翡翠輝子の招福日記

本業は女性誌の原稿書き(主に東洋占術と開運記事)。副業で外国人に日本語を教えています。フィンランドが大好き。

常に身に余る仕事を引き受ける

maruさん主催の「双子・射手の会」で、「射手座は、キャパシティ以上のことを引き受けてしまいがち」という話になりました。

うんうん、確かに。射手座の守護星である木星は発展や拡大を司るので、常に広がろうとするのです。現状維持や同じことの繰り返しは退屈だと感じます。

カウチサーフィンを始めた頃、「見も知らぬ外国人を家に泊めるなんて考えられない」と、よく言われました。
でも、プロフィールをちゃんとチェックして慎重に選び、メールのやりとりを重ねることで、素敵なフィンランド人たちとつながることができました。
フィンランド留学記などを読むと「フィンランド人はなかなか打ち解けないので、友人ができたのはかなり時間がたってからだった」などと書いています。カウチサーフィンなら、「日本好きなフィンランド人」とピンポイントで仲良くなれます。

カウチサーフィンのサイトを通して、ある語学学校から「外国人学生をホームステイさせませんか?」という連絡がありました。
期間は最短で2週間。カウチサーフィンは2泊程度ですから、一気に長くなります。我が家は専用の客室があるわけでなく、私の仕事部屋を明け渡してカウチサーファーを泊めるので、2週間以上となるとちょっと大変かも。
うちでは無理だと断ろうとしたのですが、日本語教師養成講座の先生にその語学学校の評判を聞いたら最高の評価。学生の国籍(フィンランド)を選ぶこともできるし、「話をさせていただくだけでも構いませんから」と言われ、学校の見学がてら行ってみようかなという気に。

しかし、話をするのは学校ではありませんでした。担当者がうちまで来るというのです。おそらく、学生を泊める部屋の状態もチェックするのでしょう。

打ち合わせをOKした以上、うちに来るのを断ることもできず、担当者がやって来ました。
話が弾み、気が付いたらフィンランドの18歳男子(ヘンリク君)を3週間受け入れることになっていました。


フィンランド人のアンネは「その若さで日本語を勉強する男の子はディープ・オタクに違いない」と言います。自分だって日本語を勉強しているくせに。映画『かもめ食堂』に登場するガッチャマンの男の子をイメージしました。

メールアドレスを教えてもらい、ヘンリク君とメール交換が始まりました。
サッカーに打ち込み、得意科目は数学と歴史。フィンランドの高校生で大学進学希望というのは、かなりのエリートです。
オタク要素は皆無で、礼儀正しくしっかりと書き込まれたメールでした。メールにはいわゆるリア充写真が添付されていて、アンネの意見はディープ・オタクからオポジット・オタクへ。
聡明でスポーツが得意で、わざわざ日本まで語学留学させるのですから家も裕福でしょう。そんなキラキラした男子とまったく縁のない人生を送ってきた私が、3週間もホストすることになろうとは…。
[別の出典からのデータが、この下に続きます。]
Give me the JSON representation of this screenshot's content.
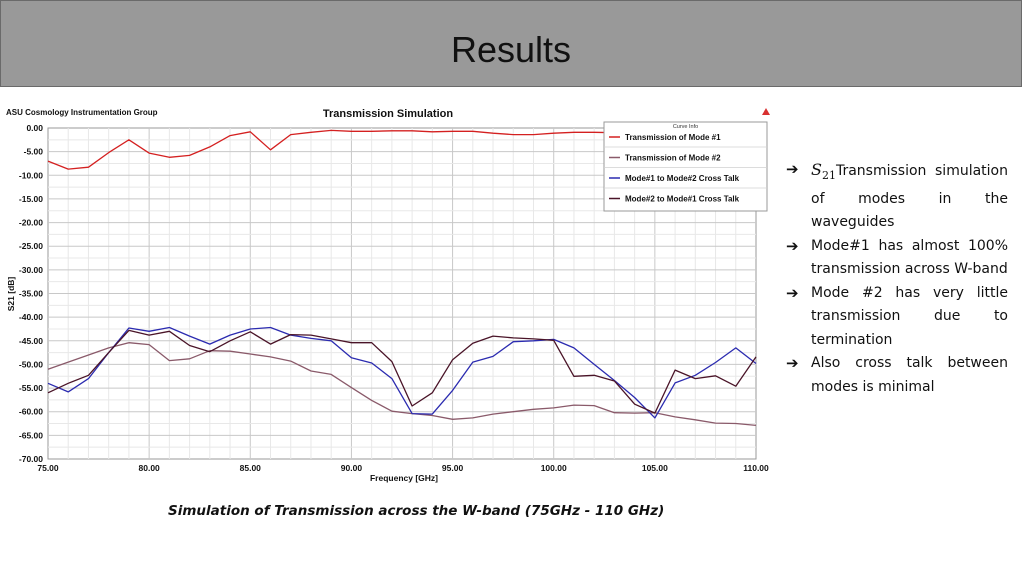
{
  "slide": {
    "title": "Results",
    "caption": "Simulation of Transmission across the W-band (75GHz - 110 GHz)",
    "bullets": [
      {
        "prefix_symbol": "S",
        "prefix_sub": "21",
        "text": "Transmission simulation of modes in the waveguides"
      },
      {
        "text": "Mode#1 has almost 100% transmission across W-band"
      },
      {
        "text": "Mode #2 has very little transmission due to termination"
      },
      {
        "text": "Also cross talk between modes is minimal"
      }
    ],
    "arrow_glyph": "➔"
  },
  "chart_data": {
    "type": "line",
    "group_label": "ASU Cosmology Instrumentation Group",
    "title": "Transmission Simulation",
    "xlabel": "Frequency [GHz]",
    "ylabel": "S21 [dB]",
    "xlim": [
      75,
      110
    ],
    "ylim": [
      -70,
      0
    ],
    "x_ticks": [
      75,
      80,
      85,
      90,
      95,
      100,
      105,
      110
    ],
    "x_tick_labels": [
      "75.00",
      "80.00",
      "85.00",
      "90.00",
      "95.00",
      "100.00",
      "105.00",
      "110.00"
    ],
    "y_ticks": [
      0,
      -5,
      -10,
      -15,
      -20,
      -25,
      -30,
      -35,
      -40,
      -45,
      -50,
      -55,
      -60,
      -65,
      -70
    ],
    "y_tick_labels": [
      "0.00",
      "-5.00",
      "-10.00",
      "-15.00",
      "-20.00",
      "-25.00",
      "-30.00",
      "-35.00",
      "-40.00",
      "-45.00",
      "-50.00",
      "-55.00",
      "-60.00",
      "-65.00",
      "-70.00"
    ],
    "legend_title": "Curve Info",
    "legend_position": "top-right",
    "grid": true,
    "x": [
      75,
      76,
      77,
      78,
      79,
      80,
      81,
      82,
      83,
      84,
      85,
      86,
      87,
      88,
      89,
      90,
      91,
      92,
      93,
      94,
      95,
      96,
      97,
      98,
      99,
      100,
      101,
      102,
      103,
      104,
      105,
      106,
      107,
      108,
      109,
      110
    ],
    "series": [
      {
        "name": "Transmission of Mode #1",
        "color": "#d42020",
        "values": [
          -7,
          -8.7,
          -8.3,
          -5.2,
          -2.5,
          -5.3,
          -6.2,
          -5.8,
          -4,
          -1.6,
          -0.8,
          -4.6,
          -1.4,
          -0.9,
          -0.5,
          -0.7,
          -0.7,
          -0.6,
          -0.6,
          -0.8,
          -0.7,
          -0.7,
          -1.1,
          -1.4,
          -1.4,
          -1.1,
          -0.9,
          -0.9,
          -1,
          -1,
          -1.1,
          -1.1,
          -1.1,
          -1.1,
          -1.1,
          -1.2
        ]
      },
      {
        "name": "Transmission of Mode #2",
        "color": "#8a5a6a",
        "values": [
          -51,
          -49.5,
          -48,
          -46.5,
          -45.4,
          -45.8,
          -49.2,
          -48.8,
          -47.1,
          -47.2,
          -47.8,
          -48.4,
          -49.3,
          -51.4,
          -52.1,
          -54.9,
          -57.6,
          -59.9,
          -60.4,
          -60.8,
          -61.6,
          -61.3,
          -60.5,
          -60,
          -59.5,
          -59.2,
          -58.6,
          -58.7,
          -60.2,
          -60.3,
          -60.2,
          -61.1,
          -61.7,
          -62.4,
          -62.5,
          -62.9
        ]
      },
      {
        "name": "Mode#1 to Mode#2 Cross Talk",
        "color": "#2b2bb0",
        "values": [
          -54,
          -55.8,
          -53,
          -47.5,
          -42.3,
          -43,
          -42.2,
          -44,
          -45.7,
          -43.8,
          -42.5,
          -42.2,
          -43.8,
          -44.5,
          -45,
          -48.6,
          -49.7,
          -53,
          -60.4,
          -60.5,
          -55.5,
          -49.5,
          -48.3,
          -45.2,
          -45,
          -44.7,
          -46.5,
          -50,
          -53.4,
          -57,
          -61.3,
          -53.9,
          -52.3,
          -49.6,
          -46.5,
          -49.8
        ]
      },
      {
        "name": "Mode#2 to Mode#1 Cross Talk",
        "color": "#4a1428",
        "values": [
          -56,
          -54,
          -52.3,
          -47.5,
          -42.8,
          -43.8,
          -43,
          -46,
          -47.3,
          -45,
          -43.1,
          -45.7,
          -43.7,
          -43.8,
          -44.6,
          -45.4,
          -45.4,
          -49.4,
          -58.8,
          -56,
          -49,
          -45.5,
          -44,
          -44.4,
          -44.6,
          -44.9,
          -52.5,
          -52.3,
          -53.5,
          -58.4,
          -60.3,
          -51.2,
          -53,
          -52.4,
          -54.6,
          -48.4
        ]
      }
    ]
  }
}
私の仕事について「おもにFeng-shui(風水)とI-ching(易)が専門」と自己紹介し、「I-chingについてはフィリップ・K・ディックの『高い城の男』を読めばイメージがつかめる」と書き添えました。

なんとヘンリク君、読んだのです。フィンランド語訳ではなく原語(英語)で。「歴史が好きだからとてもおもしろい」との感想。
そして、来日初日にオタクじゃないけれどおもしろがるだろうと中野ブロードウェイに連れて行ったところ、古いおもちゃがけっこうな値段を付けられているのを見て、「あのSFに出てくるお店みたいだね」とヘンリク君。

ヘンリク君に言われるまでそんなこと思いもしなかったのですが、まさにそうです。
第二次大戦が枢軸国側の勝利に終わり日本とドイツの二大国家が世界を支配しているという設定のサンフランシスコ。ロバート・チルダンのアメリカ美術工芸品商会が扱う1938年型のミッキーマウス・ウォッチが「旧合衆国文化の最高の遺物」「過ぎ去りし平穏な時代の香りを残した珍品」とされていました。

文化も年齢もかけ離れたヘンリク君と私が、こんなピンポイントな話ができるようになるとは。

キャパシティを超える依頼を引き受ければ、それに合わせてキャパシティが大きくなる。
Always take a job that is too big for you.(常に身に余る仕事を引き受けなさい)という言葉を思い出しました。


新宿・歌舞伎町でゴジラを撮影中のヘンリク君。